We’re experiencing an intermittent but reproducible issue with the OpenAI Realtime API where the session freezes at a random point during a conversation. The assistant responds correctly several times, but at some point stops reacting to the user’s audio entirely.
Environment
-
OpenAI Realtime API via WebSocket
-
Browser-based app using AudioWorklet for microphone capture
-
Production environment
Steps to reproduce
-
Start a Realtime API session
-
Have a normal back-and-forth conversation — the assistant responds correctly multiple times
-
At a random point, attempt to speak after the assistant finishes a response
-
The session freezes — more likely to happen when there is external noise present (e.g. keyboard typing)

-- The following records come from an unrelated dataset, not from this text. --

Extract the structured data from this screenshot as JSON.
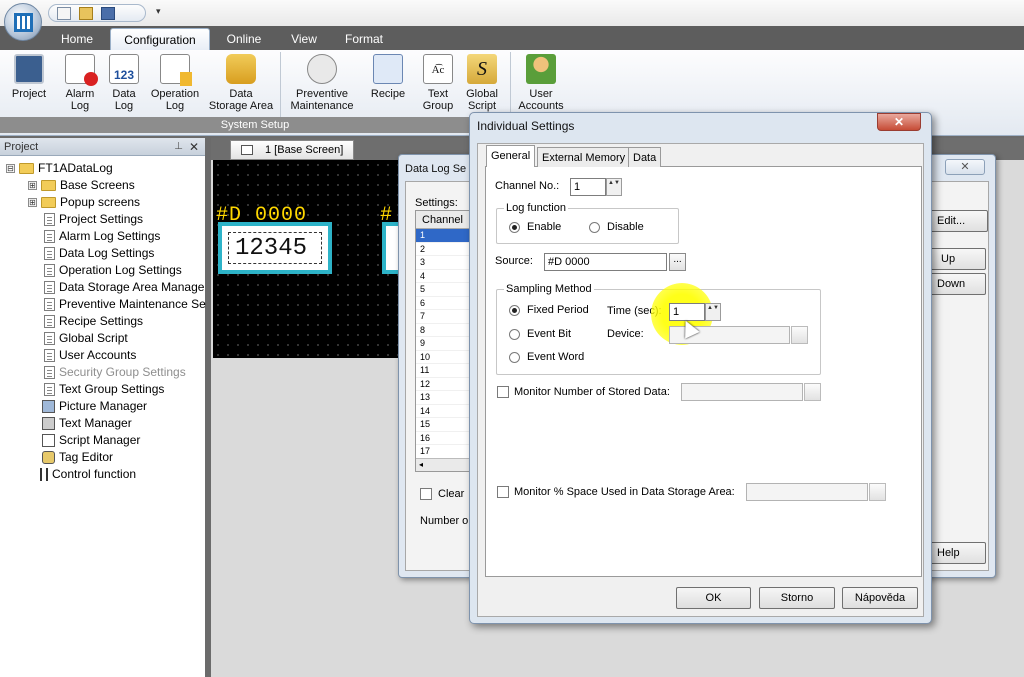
{
  "quick_access": {
    "dropdown": "▾"
  },
  "ribbon": {
    "tabs": [
      "Home",
      "Configuration",
      "Online",
      "View",
      "Format"
    ],
    "active_tab": "Configuration",
    "buttons": [
      {
        "line1": "Project",
        "line2": ""
      },
      {
        "line1": "Alarm",
        "line2": "Log"
      },
      {
        "line1": "Data",
        "line2": "Log"
      },
      {
        "line1": "Operation",
        "line2": "Log"
      },
      {
        "line1": "Data",
        "line2": "Storage Area"
      },
      {
        "line1": "Preventive",
        "line2": "Maintenance"
      },
      {
        "line1": "Recipe",
        "line2": ""
      },
      {
        "line1": "Text",
        "line2": "Group"
      },
      {
        "line1": "Global",
        "line2": "Script"
      },
      {
        "line1": "User",
        "line2": "Accounts"
      }
    ],
    "group_label": "System Setup",
    "icon_glyphs": {
      "data_log": "123",
      "text_group": "A͡c",
      "global_script": "S"
    }
  },
  "project_panel": {
    "title": "Project",
    "pin": "⊥",
    "close": "✕",
    "tree": [
      {
        "label": "FT1ADataLog",
        "level": 0,
        "icon": "folder",
        "expander": "⊟"
      },
      {
        "label": "Base Screens",
        "level": 1,
        "icon": "folder",
        "expander": "⊞"
      },
      {
        "label": "Popup screens",
        "level": 1,
        "icon": "folder",
        "expander": "⊞"
      },
      {
        "label": "Project Settings",
        "level": 1,
        "icon": "doc"
      },
      {
        "label": "Alarm Log Settings",
        "level": 1,
        "icon": "doc"
      },
      {
        "label": "Data Log Settings",
        "level": 1,
        "icon": "doc"
      },
      {
        "label": "Operation Log Settings",
        "level": 1,
        "icon": "doc"
      },
      {
        "label": "Data Storage Area Manage",
        "level": 1,
        "icon": "doc"
      },
      {
        "label": "Preventive Maintenance Se",
        "level": 1,
        "icon": "doc"
      },
      {
        "label": "Recipe Settings",
        "level": 1,
        "icon": "doc"
      },
      {
        "label": "Global Script",
        "level": 1,
        "icon": "doc"
      },
      {
        "label": "User Accounts",
        "level": 1,
        "icon": "doc"
      },
      {
        "label": "Security Group Settings",
        "level": 1,
        "icon": "doc",
        "disabled": true
      },
      {
        "label": "Text Group Settings",
        "level": 1,
        "icon": "doc"
      },
      {
        "label": "Picture Manager",
        "level": 1,
        "icon": "picture"
      },
      {
        "label": "Text Manager",
        "level": 1,
        "icon": "text"
      },
      {
        "label": "Script Manager",
        "level": 1,
        "icon": "script"
      },
      {
        "label": "Tag Editor",
        "level": 1,
        "icon": "tag"
      },
      {
        "label": "Control function",
        "level": 1,
        "icon": "control"
      }
    ]
  },
  "editor": {
    "screen_tab": "1  [Base Screen]",
    "tag_label": "#D 0000",
    "tag_value": "12345",
    "tag_label2": "#"
  },
  "data_log_settings": {
    "title": "Data Log Se",
    "close": "✕",
    "settings_label": "Settings:",
    "grid_header": "Channel",
    "rows": [
      "1",
      "2",
      "3",
      "4",
      "5",
      "6",
      "7",
      "8",
      "9",
      "10",
      "11",
      "12",
      "13",
      "14",
      "15",
      "16",
      "17"
    ],
    "scroll_left": "◂",
    "clear_label": "Clear",
    "number_label": "Number o",
    "buttons": {
      "edit": "Edit...",
      "up": "Up",
      "down": "Down",
      "help": "Help"
    }
  },
  "individual_settings": {
    "title": "Individual Settings",
    "close": "✕",
    "tabs": [
      "General",
      "External Memory",
      "Data"
    ],
    "channel_label": "Channel No.:",
    "channel_value": "1",
    "log_function": {
      "title": "Log function",
      "enable": "Enable",
      "disable": "Disable",
      "selected": "Enable"
    },
    "source_label": "Source:",
    "source_value": "#D 0000",
    "browse": "...",
    "sampling": {
      "title": "Sampling Method",
      "fixed_period": "Fixed Period",
      "event_bit": "Event Bit",
      "event_word": "Event Word",
      "selected": "Fixed Period",
      "time_label": "Time (sec):",
      "time_value": "1",
      "device_label": "Device:"
    },
    "monitor_stored": "Monitor Number of Stored Data:",
    "monitor_space": "Monitor % Space Used in Data Storage Area:",
    "buttons": {
      "ok": "OK",
      "cancel": "Storno",
      "help": "Nápověda"
    },
    "spin": "▲▼"
  }
}
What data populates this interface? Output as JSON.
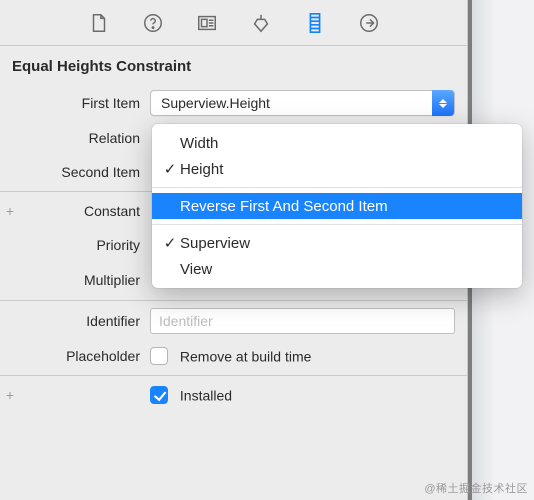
{
  "section_title": "Equal Heights Constraint",
  "rows": {
    "first_item": {
      "label": "First Item",
      "value": "Superview.Height"
    },
    "relation": {
      "label": "Relation"
    },
    "second_item": {
      "label": "Second Item"
    },
    "constant": {
      "label": "Constant"
    },
    "priority": {
      "label": "Priority"
    },
    "multiplier": {
      "label": "Multiplier"
    },
    "identifier": {
      "label": "Identifier",
      "placeholder": "Identifier",
      "value": ""
    },
    "placeholder_row": {
      "label": "Placeholder",
      "checkbox_label": "Remove at build time"
    },
    "installed": {
      "checkbox_label": "Installed"
    }
  },
  "menu": {
    "group1": [
      {
        "label": "Width",
        "checked": false
      },
      {
        "label": "Height",
        "checked": true
      }
    ],
    "highlight": "Reverse First And Second Item",
    "group2": [
      {
        "label": "Superview",
        "checked": true
      },
      {
        "label": "View",
        "checked": false
      }
    ]
  },
  "watermark": "@稀土掘金技术社区"
}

Expected behavior The assistant consistently detects speech and fires input_audio_buffer.speech_started, then responds.
Actual behavior At a random point during the conversation, the WebSocket goes completely silent after an assistant response. No further server events are received — no speech_started, no speech_stopped, nothing. The AudioWorklet continues processing and sending audio chunks, but the server never acknowledges them. The session appears alive on the client side but is effectively frozen. The only recovery is a full session restart.
What we observe in the logs After the freeze, every single audio chunk coming from the AudioWorklet is flagged as silent, even when the user is speaking loudly. This continues indefinitely with no server-side reaction.

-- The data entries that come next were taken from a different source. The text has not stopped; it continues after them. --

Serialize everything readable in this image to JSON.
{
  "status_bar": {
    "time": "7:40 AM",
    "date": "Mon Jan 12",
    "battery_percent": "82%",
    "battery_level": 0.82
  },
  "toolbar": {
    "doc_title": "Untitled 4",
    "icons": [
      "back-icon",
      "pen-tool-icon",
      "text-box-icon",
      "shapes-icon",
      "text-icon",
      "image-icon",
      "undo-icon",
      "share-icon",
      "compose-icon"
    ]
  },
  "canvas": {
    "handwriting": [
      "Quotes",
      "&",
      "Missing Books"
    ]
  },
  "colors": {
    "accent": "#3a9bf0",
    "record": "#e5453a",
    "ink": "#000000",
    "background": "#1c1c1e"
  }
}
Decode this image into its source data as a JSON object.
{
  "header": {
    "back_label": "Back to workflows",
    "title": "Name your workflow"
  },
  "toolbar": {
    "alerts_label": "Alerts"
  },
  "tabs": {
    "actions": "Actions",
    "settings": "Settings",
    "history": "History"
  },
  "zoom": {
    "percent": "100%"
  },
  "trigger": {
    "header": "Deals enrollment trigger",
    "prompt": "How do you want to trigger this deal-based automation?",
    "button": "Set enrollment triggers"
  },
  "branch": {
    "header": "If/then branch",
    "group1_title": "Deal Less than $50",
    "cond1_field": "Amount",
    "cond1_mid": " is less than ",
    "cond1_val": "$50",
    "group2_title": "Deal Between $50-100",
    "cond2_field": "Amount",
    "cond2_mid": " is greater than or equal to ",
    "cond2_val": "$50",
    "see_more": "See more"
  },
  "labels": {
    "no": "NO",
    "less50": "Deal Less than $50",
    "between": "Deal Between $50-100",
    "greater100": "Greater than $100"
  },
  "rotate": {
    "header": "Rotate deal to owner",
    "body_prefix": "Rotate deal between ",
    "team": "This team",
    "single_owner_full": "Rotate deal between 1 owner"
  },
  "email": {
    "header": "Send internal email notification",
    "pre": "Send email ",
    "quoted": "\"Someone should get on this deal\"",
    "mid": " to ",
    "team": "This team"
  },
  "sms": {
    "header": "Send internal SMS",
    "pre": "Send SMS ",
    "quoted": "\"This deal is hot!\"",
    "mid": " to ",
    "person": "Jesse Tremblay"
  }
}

[AudioWorklet] First audio chunk is silent (max: 41)
[AudioWorklet] First audio chunk is silent (max: 78)
[AudioWorklet] First audio chunk is silent (max: 96)

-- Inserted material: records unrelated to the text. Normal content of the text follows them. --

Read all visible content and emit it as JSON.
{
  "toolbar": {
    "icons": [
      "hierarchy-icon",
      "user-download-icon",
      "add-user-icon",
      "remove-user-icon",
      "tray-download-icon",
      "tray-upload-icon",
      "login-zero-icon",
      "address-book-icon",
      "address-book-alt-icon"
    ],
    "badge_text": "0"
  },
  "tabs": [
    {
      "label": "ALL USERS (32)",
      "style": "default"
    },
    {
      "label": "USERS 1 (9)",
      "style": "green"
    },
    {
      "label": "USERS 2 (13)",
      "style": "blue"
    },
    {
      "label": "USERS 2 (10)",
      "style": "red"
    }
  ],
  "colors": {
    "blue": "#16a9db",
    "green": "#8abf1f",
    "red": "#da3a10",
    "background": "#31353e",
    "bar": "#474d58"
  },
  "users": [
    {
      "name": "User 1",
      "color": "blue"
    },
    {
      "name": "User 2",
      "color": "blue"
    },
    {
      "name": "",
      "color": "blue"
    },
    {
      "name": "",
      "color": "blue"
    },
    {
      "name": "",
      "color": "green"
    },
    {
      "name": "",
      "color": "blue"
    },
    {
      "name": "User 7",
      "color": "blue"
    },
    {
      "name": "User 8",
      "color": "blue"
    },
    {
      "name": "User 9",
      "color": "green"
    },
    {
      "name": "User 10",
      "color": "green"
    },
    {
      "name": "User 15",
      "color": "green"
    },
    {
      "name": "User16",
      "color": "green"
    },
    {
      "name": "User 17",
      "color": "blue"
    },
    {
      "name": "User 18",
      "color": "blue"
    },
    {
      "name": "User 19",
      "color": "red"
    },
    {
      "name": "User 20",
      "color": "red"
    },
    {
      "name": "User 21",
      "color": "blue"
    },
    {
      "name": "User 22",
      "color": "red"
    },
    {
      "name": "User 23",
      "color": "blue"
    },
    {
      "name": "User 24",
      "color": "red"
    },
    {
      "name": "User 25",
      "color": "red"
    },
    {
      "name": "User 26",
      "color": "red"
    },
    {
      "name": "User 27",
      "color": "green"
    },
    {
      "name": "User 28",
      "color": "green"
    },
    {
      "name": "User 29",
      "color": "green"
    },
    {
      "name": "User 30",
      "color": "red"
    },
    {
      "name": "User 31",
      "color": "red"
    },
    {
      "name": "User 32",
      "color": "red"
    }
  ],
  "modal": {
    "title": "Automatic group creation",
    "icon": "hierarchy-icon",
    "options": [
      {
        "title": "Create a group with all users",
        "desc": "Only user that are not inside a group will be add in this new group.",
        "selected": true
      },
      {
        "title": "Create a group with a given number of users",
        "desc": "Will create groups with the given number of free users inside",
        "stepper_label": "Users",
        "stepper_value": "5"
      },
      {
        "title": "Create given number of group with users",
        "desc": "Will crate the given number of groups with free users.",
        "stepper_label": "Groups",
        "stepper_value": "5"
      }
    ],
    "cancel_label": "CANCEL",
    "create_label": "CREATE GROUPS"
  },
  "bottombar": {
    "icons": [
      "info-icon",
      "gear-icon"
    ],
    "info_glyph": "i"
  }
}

... (hundreds of consecutive entries)
What we have ruled out
-
The WebSocket connection does not drop or throw an error
-
The issue is not related to audio volume — speaking louder does not recover the session
-
It is not consistently tied to switching applications, though that increases the likelihood
-
The assistant does respond correctly multiple times before the freeze occurs
Production-specific code that may be relevant
We noticed this issue only occurs in production. Our production build has three mechanisms that do not exist in our development build:
1. Client-side VAD gate — audio chunks with RMS energy below a threshold are replaced with zeros before being sent to OpenAI:
ts
const isSilent = this.lastMicrophoneEnergy < this.clientVADThreshold // 0.03
const dataToSend = isSilent ? new Int16Array(audioData.length) : audioData
2. Higher interruption energy threshold — production requires significantly more energy to consider user speech as an interruption while the assistant is speaking:
ts
// Production
private readonly INTERRUPTION_ENERGY_THRESHOLD = 0.1
// Development
private readonly INTERRUPTION_ENERGY_THRESHOLD = 0.02
3. Stuck VAD watchdog — if the server remains in speech_started state for 30 seconds without transitioning, production sends an input_audio_buffer.clear to reset it:
ts
this.stuckVADTimeout = setTimeout(() => {
this.gatewayClient.sendOpenAIMessage({ type: 'input_audio_buffer.clear' })
}, 30_000)
Our theory is that external noise (e.g. keyboard) triggers speech_started on the server, the client VAD gate then starts sending zeros, and this combination leaves the server VAD in an inconsistent state from which it never recovers — resulting in the frozen session.
Questions for the community
-
Has anyone experienced the WebSocket entering a state where it appears connected but stops receiving server events?
-
Is there a known issue with the server VAD getting stuck after receiving a mix of real audio and silence (zeros)?
-
Are there recommended patterns for detecting and recovering from this frozen state without doing a full session restart?
-
We are considering migrating from WebSocket to WebRTC for the Realtime API. Has anyone made this migration and found it more stable for browser-based use cases? Did it solve similar freezing or silent-session issues? Are there trade-offs or known limitations we should be aware of before committing to that approach?